“Following comments raised by the Bicycle User Groups regarding the proposals for cyclists along the access road to the new rugby club development at the University of East Anglia, the design and provision of facilities has been reviewed and a revised design has been put forward. The following amendments have been made:
- A shared use footway / cycleway facility will be provided along the northern side of the access road for its entire length. This will measure 3.25 metres in width and will be segregated from the adjacent access road by a kerb and level difference.

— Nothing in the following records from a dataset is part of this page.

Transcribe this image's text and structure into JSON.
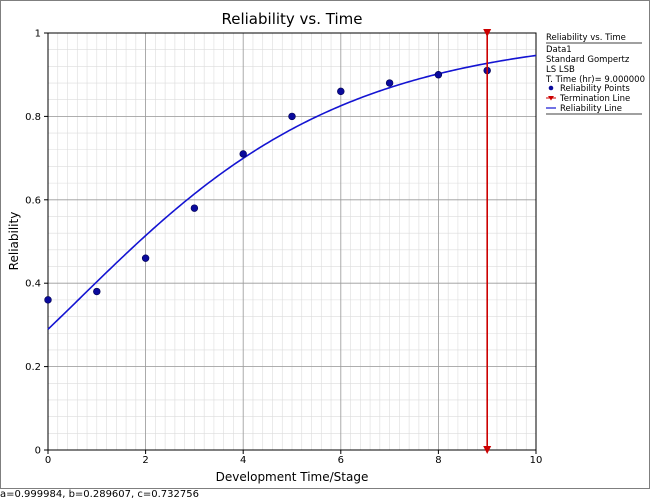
{
  "chart_data": {
    "type": "scatter",
    "title": "Reliability vs. Time",
    "xlabel": "Development Time/Stage",
    "ylabel": "Reliability",
    "xlim": [
      0,
      10
    ],
    "ylim": [
      0,
      1
    ],
    "x_ticks": [
      0,
      2,
      4,
      6,
      8,
      10
    ],
    "y_ticks": [
      0,
      0.2,
      0.4,
      0.6,
      0.8,
      1
    ],
    "x_tick_labels": [
      "0",
      "2",
      "4",
      "6",
      "8",
      "10"
    ],
    "y_tick_labels": [
      "0",
      "0.2",
      "0.4",
      "0.6",
      "0.8",
      "1"
    ],
    "grid": true,
    "minor_grid": true,
    "legend_position": "right",
    "model": {
      "name": "Standard Gompertz",
      "a": 0.999984,
      "b": 0.289607,
      "c": 0.732756
    },
    "termination_time": 9,
    "series": [
      {
        "name": "Reliability Points",
        "type": "scatter",
        "color": "#0a0a9c",
        "x": [
          0,
          1,
          2,
          3,
          4,
          5,
          6,
          7,
          8,
          9
        ],
        "y": [
          0.36,
          0.38,
          0.46,
          0.58,
          0.71,
          0.8,
          0.86,
          0.88,
          0.9,
          0.91
        ]
      },
      {
        "name": "Reliability Line",
        "type": "line",
        "color": "#1414d2",
        "function": "gompertz"
      },
      {
        "name": "Termination Line",
        "type": "vline",
        "color": "#cc0000",
        "x": 9
      }
    ]
  },
  "legend": {
    "title": "Reliability vs. Time",
    "data_name": "Data1",
    "model_name": "Standard Gompertz",
    "method": "LS LSB",
    "term_time": "T. Time (hr)= 9.000000",
    "entries": [
      "Reliability Points",
      "Termination Line",
      "Reliability Line"
    ]
  },
  "status_text": "a=0.999984, b=0.289607, c=0.732756"
}
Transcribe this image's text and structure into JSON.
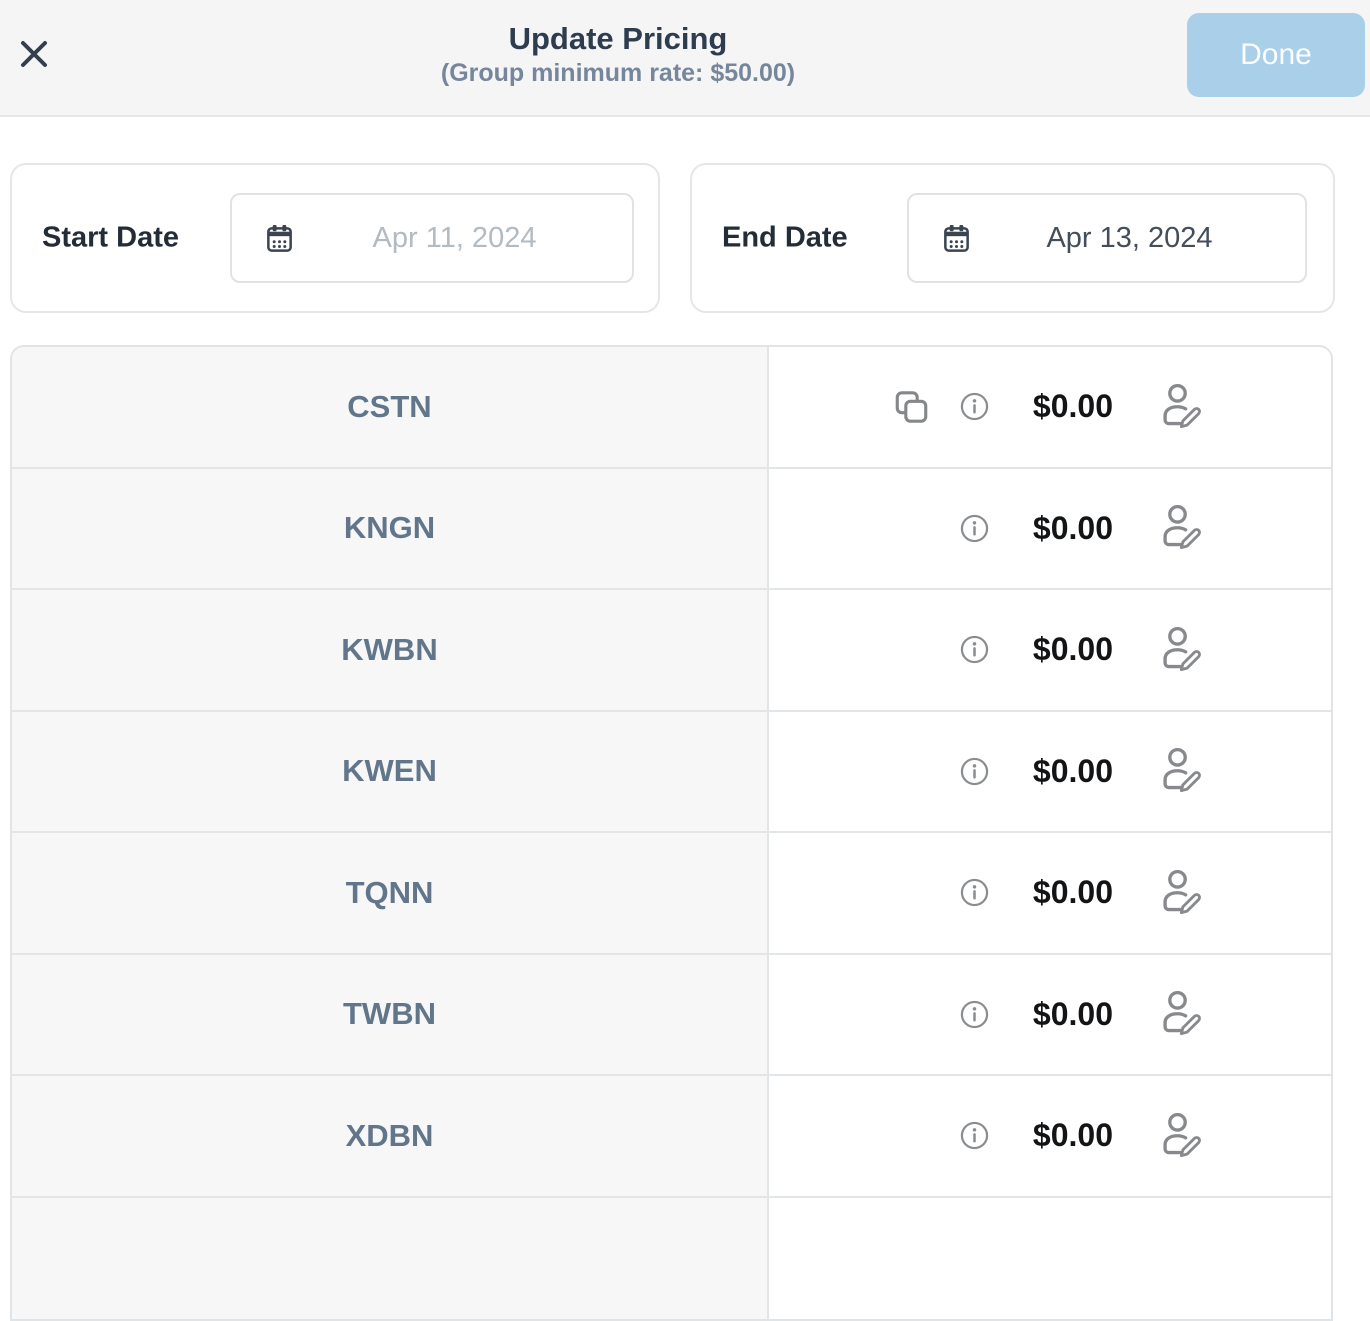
{
  "header": {
    "title": "Update Pricing",
    "subtitle": "(Group minimum rate: $50.00)",
    "done_label": "Done"
  },
  "filters": {
    "start": {
      "label": "Start Date",
      "placeholder": "Apr 11, 2024",
      "value": ""
    },
    "end": {
      "label": "End Date",
      "value": "Apr 13, 2024"
    }
  },
  "table": {
    "rows": [
      {
        "code": "CSTN",
        "price": "$0.00",
        "has_copy": true
      },
      {
        "code": "KNGN",
        "price": "$0.00",
        "has_copy": false
      },
      {
        "code": "KWBN",
        "price": "$0.00",
        "has_copy": false
      },
      {
        "code": "KWEN",
        "price": "$0.00",
        "has_copy": false
      },
      {
        "code": "TQNN",
        "price": "$0.00",
        "has_copy": false
      },
      {
        "code": "TWBN",
        "price": "$0.00",
        "has_copy": false
      },
      {
        "code": "XDBN",
        "price": "$0.00",
        "has_copy": false
      }
    ]
  },
  "icons": {
    "close": "x-icon",
    "calendar": "calendar-icon",
    "copy": "copy-icon",
    "info": "info-icon",
    "edit": "person-edit-icon"
  },
  "colors": {
    "header_bg": "#f5f5f6",
    "title": "#2d3c4e",
    "subtitle": "#76869b",
    "done_bg": "#a9cfe9",
    "done_text": "#fbfdfe",
    "row_code_text": "#61768b",
    "row_code_bg": "#f7f7f8",
    "price_text": "#121416",
    "divider": "#e3e6e9",
    "icon_gray": "#87898c",
    "calendar_icon": "#3b4451",
    "placeholder_text": "#b2bac2",
    "date_value_text": "#434e5a"
  }
}
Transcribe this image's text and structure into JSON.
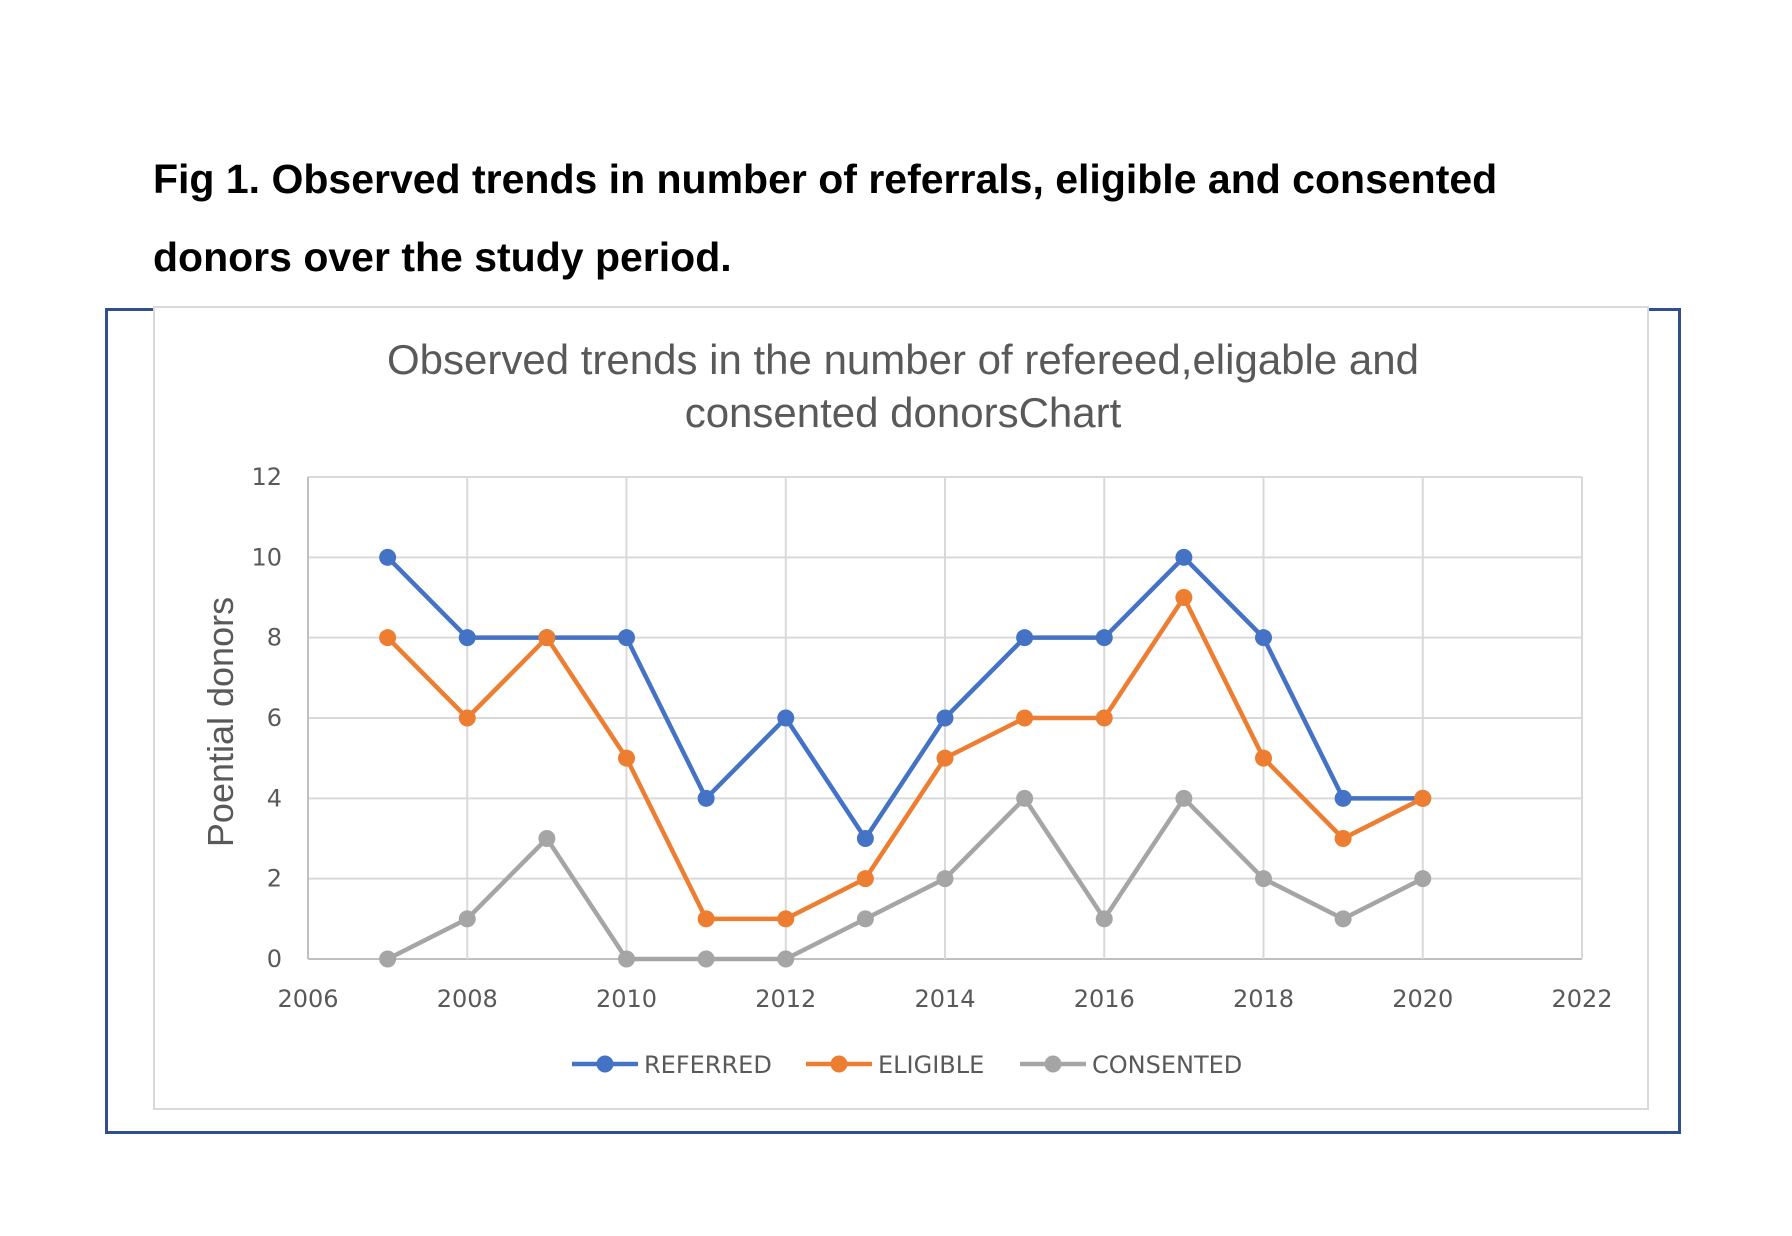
{
  "caption": {
    "line1": "Fig 1. Observed trends in number of referrals, eligible and consented",
    "line2": "donors over the study period."
  },
  "chart_data": {
    "type": "line",
    "title_line1": "Observed trends in the number of refereed,eligable and",
    "title_line2": "consented donorsChart",
    "xlabel": "",
    "ylabel": "Poential donors",
    "xlim": [
      2006,
      2022
    ],
    "ylim": [
      0,
      12
    ],
    "xticks": [
      2006,
      2008,
      2010,
      2012,
      2014,
      2016,
      2018,
      2020,
      2022
    ],
    "yticks": [
      0,
      2,
      4,
      6,
      8,
      10,
      12
    ],
    "grid": true,
    "legend_position": "bottom",
    "x": [
      2007,
      2008,
      2009,
      2010,
      2011,
      2012,
      2013,
      2014,
      2015,
      2016,
      2017,
      2018,
      2019,
      2020
    ],
    "series": [
      {
        "name": "REFERRED",
        "color": "#4472c4",
        "values": [
          10,
          8,
          8,
          8,
          4,
          6,
          3,
          6,
          8,
          8,
          10,
          8,
          4,
          4
        ]
      },
      {
        "name": "ELIGIBLE",
        "color": "#ed7d31",
        "values": [
          8,
          6,
          8,
          5,
          1,
          1,
          2,
          5,
          6,
          6,
          9,
          5,
          3,
          4
        ]
      },
      {
        "name": "CONSENTED",
        "color": "#a5a5a5",
        "values": [
          0,
          1,
          3,
          0,
          0,
          0,
          1,
          2,
          4,
          1,
          4,
          2,
          1,
          2
        ]
      }
    ]
  }
}
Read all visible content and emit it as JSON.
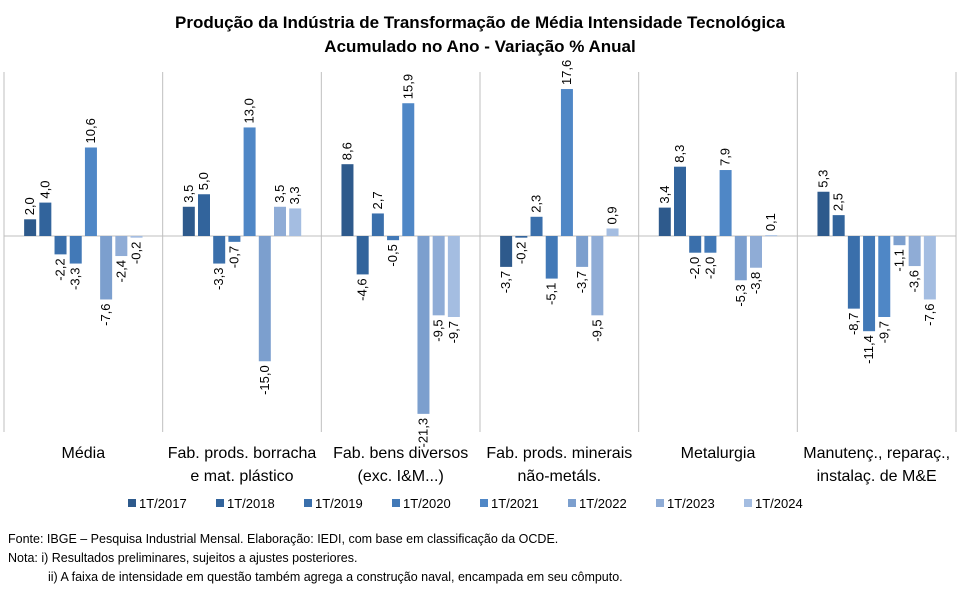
{
  "chart_data": {
    "type": "bar",
    "title": [
      "Produção da Indústria de Transformação de Média Intensidade Tecnológica",
      "Acumulado no Ano - Variação % Anual"
    ],
    "categories": [
      [
        "Média"
      ],
      [
        "Fab. prods. borracha",
        "e mat. plástico"
      ],
      [
        "Fab. bens diversos",
        "(exc. I&M...)"
      ],
      [
        "Fab. prods. minerais",
        "não-metáls."
      ],
      [
        "Metalurgia"
      ],
      [
        "Manutenç., reparaç.,",
        "instalaç. de M&E"
      ]
    ],
    "series": [
      {
        "name": "1T/2017",
        "color": "#2e5a8c",
        "values": [
          2.0,
          3.5,
          8.6,
          -3.7,
          3.4,
          5.3
        ]
      },
      {
        "name": "1T/2018",
        "color": "#32649c",
        "values": [
          4.0,
          5.0,
          -4.6,
          -0.2,
          8.3,
          2.5
        ]
      },
      {
        "name": "1T/2019",
        "color": "#3a6fab",
        "values": [
          -2.2,
          -3.3,
          2.7,
          2.3,
          -2.0,
          -8.7
        ]
      },
      {
        "name": "1T/2020",
        "color": "#4279b7",
        "values": [
          -3.3,
          -0.7,
          -0.5,
          -5.1,
          -2.0,
          -11.4
        ]
      },
      {
        "name": "1T/2021",
        "color": "#4f87c6",
        "values": [
          10.6,
          13.0,
          15.9,
          17.6,
          7.9,
          -9.7
        ]
      },
      {
        "name": "1T/2022",
        "color": "#7c9fce",
        "values": [
          -7.6,
          -15.0,
          -21.3,
          -3.7,
          -5.3,
          -1.1
        ]
      },
      {
        "name": "1T/2023",
        "color": "#8facd6",
        "values": [
          -2.4,
          3.5,
          -9.5,
          -9.5,
          -3.8,
          -3.6
        ]
      },
      {
        "name": "1T/2024",
        "color": "#a4bde1",
        "values": [
          -0.2,
          3.3,
          -9.7,
          0.9,
          0.1,
          -7.6
        ]
      }
    ],
    "value_labels": [
      [
        "2,0",
        "3,5",
        "8,6",
        "-3,7",
        "3,4",
        "5,3"
      ],
      [
        "4,0",
        "5,0",
        "-4,6",
        "-0,2",
        "8,3",
        "2,5"
      ],
      [
        "-2,2",
        "-3,3",
        "2,7",
        "2,3",
        "-2,0",
        "-8,7"
      ],
      [
        "-3,3",
        "-0,7",
        "-0,5",
        "-5,1",
        "-2,0",
        "-11,4"
      ],
      [
        "10,6",
        "13,0",
        "15,9",
        "17,6",
        "7,9",
        "-9,7"
      ],
      [
        "-7,6",
        "-15,0",
        "-21,3",
        "-3,7",
        "-5,3",
        "-1,1"
      ],
      [
        "-2,4",
        "3,5",
        "-9,5",
        "-9,5",
        "-3,8",
        "-3,6"
      ],
      [
        "-0,2",
        "3,3",
        "-9,7",
        "0,9",
        "0,1",
        "-7,6"
      ]
    ],
    "ylim": [
      -24,
      20
    ],
    "grid": false,
    "legend_position": "bottom"
  },
  "notes": {
    "source": "Fonte: IBGE – Pesquisa Industrial Mensal. Elaboração: IEDI, com base em classificação da OCDE.",
    "note1": "Nota: i) Resultados preliminares, sujeitos a ajustes posteriores.",
    "note2": "ii) A faixa de intensidade em questão também  agrega a construção naval, encampada em seu cômputo."
  }
}
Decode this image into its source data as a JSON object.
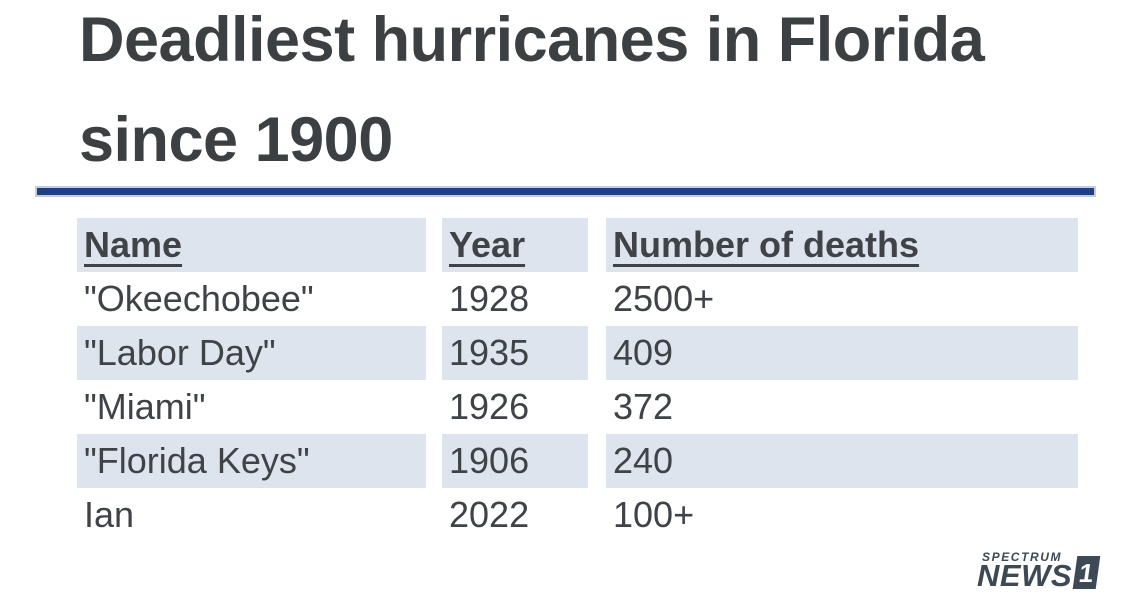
{
  "title": {
    "line1": "Deadliest hurricanes in Florida",
    "line2": "since 1900"
  },
  "chart_data": {
    "type": "table",
    "title": "Deadliest hurricanes in Florida since 1900",
    "columns": [
      "Name",
      "Year",
      "Number of deaths"
    ],
    "rows": [
      [
        "\"Okeechobee\"",
        "1928",
        "2500+"
      ],
      [
        "\"Labor Day\"",
        "1935",
        "409"
      ],
      [
        "\"Miami\"",
        "1926",
        "372"
      ],
      [
        "\"Florida Keys\"",
        "1906",
        "240"
      ],
      [
        "Ian",
        "2022",
        "100+"
      ]
    ],
    "layout_hints": {
      "striped_rows": true,
      "header_underlined": true,
      "shade_color": "#dee4ed"
    }
  },
  "logo": {
    "brand": "SPECTRUM",
    "network": "NEWS",
    "channel": "1"
  },
  "colors": {
    "accent_bar": "#21407f",
    "accent_bar_edge": "#c3cce1",
    "row_shade": "#dee4ed",
    "text": "#3f4347",
    "title_text": "#3c4043",
    "logo": "#3d4954"
  }
}
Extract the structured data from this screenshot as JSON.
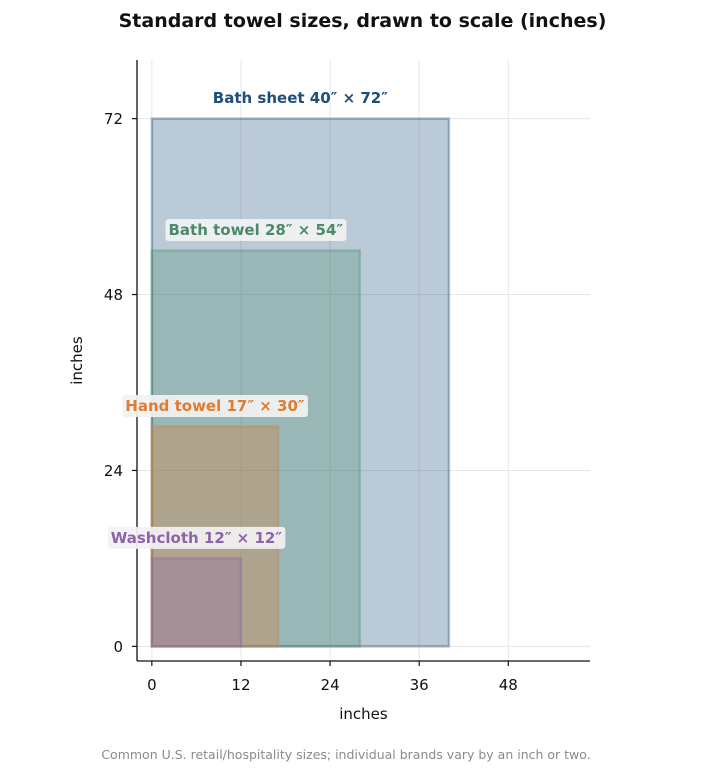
{
  "chart_data": {
    "type": "rect-scale",
    "title": "Standard towel sizes, drawn to scale (inches)",
    "xlabel": "inches",
    "ylabel": "inches",
    "xlim": [
      -2,
      59
    ],
    "ylim": [
      -2,
      80
    ],
    "xticks": [
      0,
      12,
      24,
      36,
      48
    ],
    "yticks": [
      0,
      24,
      48,
      72
    ],
    "grid": true,
    "footnote": "Common U.S. retail/hospitality sizes; individual brands vary by an inch or two.",
    "series": [
      {
        "name": "Bath sheet",
        "label": "Bath sheet  40″ × 72″",
        "width": 40,
        "height": 72,
        "color": "#1f4e79",
        "label_box": false
      },
      {
        "name": "Bath towel",
        "label": "Bath towel  28″ × 54″",
        "width": 28,
        "height": 54,
        "color": "#4a8a6b",
        "label_box": true
      },
      {
        "name": "Hand towel",
        "label": "Hand towel  17″ × 30″",
        "width": 17,
        "height": 30,
        "color": "#e07b32",
        "label_box": true
      },
      {
        "name": "Washcloth",
        "label": "Washcloth  12″ × 12″",
        "width": 12,
        "height": 12,
        "color": "#8e63a8",
        "label_box": true
      }
    ]
  }
}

- Dropped kerbs will be provided where the shared facility crosses the access to the existing Sports Pavilion parking and giveway markings will be provided for cyclists to ensure that they are aware that there is a requirement to slow. Timber bollards will also be placed on the facility to prevent vehicle use. near to this point to slow cyclists and warn both cyclists and pedestrians of a change ahead.
- The shared pedestrian and cycle facility will continue west of the access to the Sports Pavilion parking, providing a new 3.25m shared pedestrian cycle facility and connection point to Colney Lane near the junction with NNUH hospital access.
- Give way markings will be provided on the existing shared facilities on Colney Lane where the facility meets the new access to the development site.
- Barriers will also be provided on the Rugby Club access road just to the east of the Sports Pavilion parking to control access to the Rugby Club.
The shared use facility could not be provided with full priority as it passes the access to the Sports Pavilion access because it is shared for pedestrians and cyclists. This arrangement, however represents a safer arrangements than what is currently provided and cyclists will only have to yield to vehicles entering the Sports Pavilion parking area, which will be minimal over the course of the day.
With regard to the facility being shared, segregation along the access road has not been possible.
This is due to the fact that the route would need to be widened to five metres. This would have implications for visual impacts, cost and the benefits of segregation are questionable. Studies have shown that there is no evidence to suggest that segregation by a white line materially reduces the potential for conflict between pedestrians and cyclists.
The revised design is considered to provide a safer layout for pedestrians and cyclists along the access road and reduce interaction with motorised vehicles.
I hope the attachments together with the above commentary make sense. We will provide further feedback as previously advised once our meeting with the county transport officer has taken place.”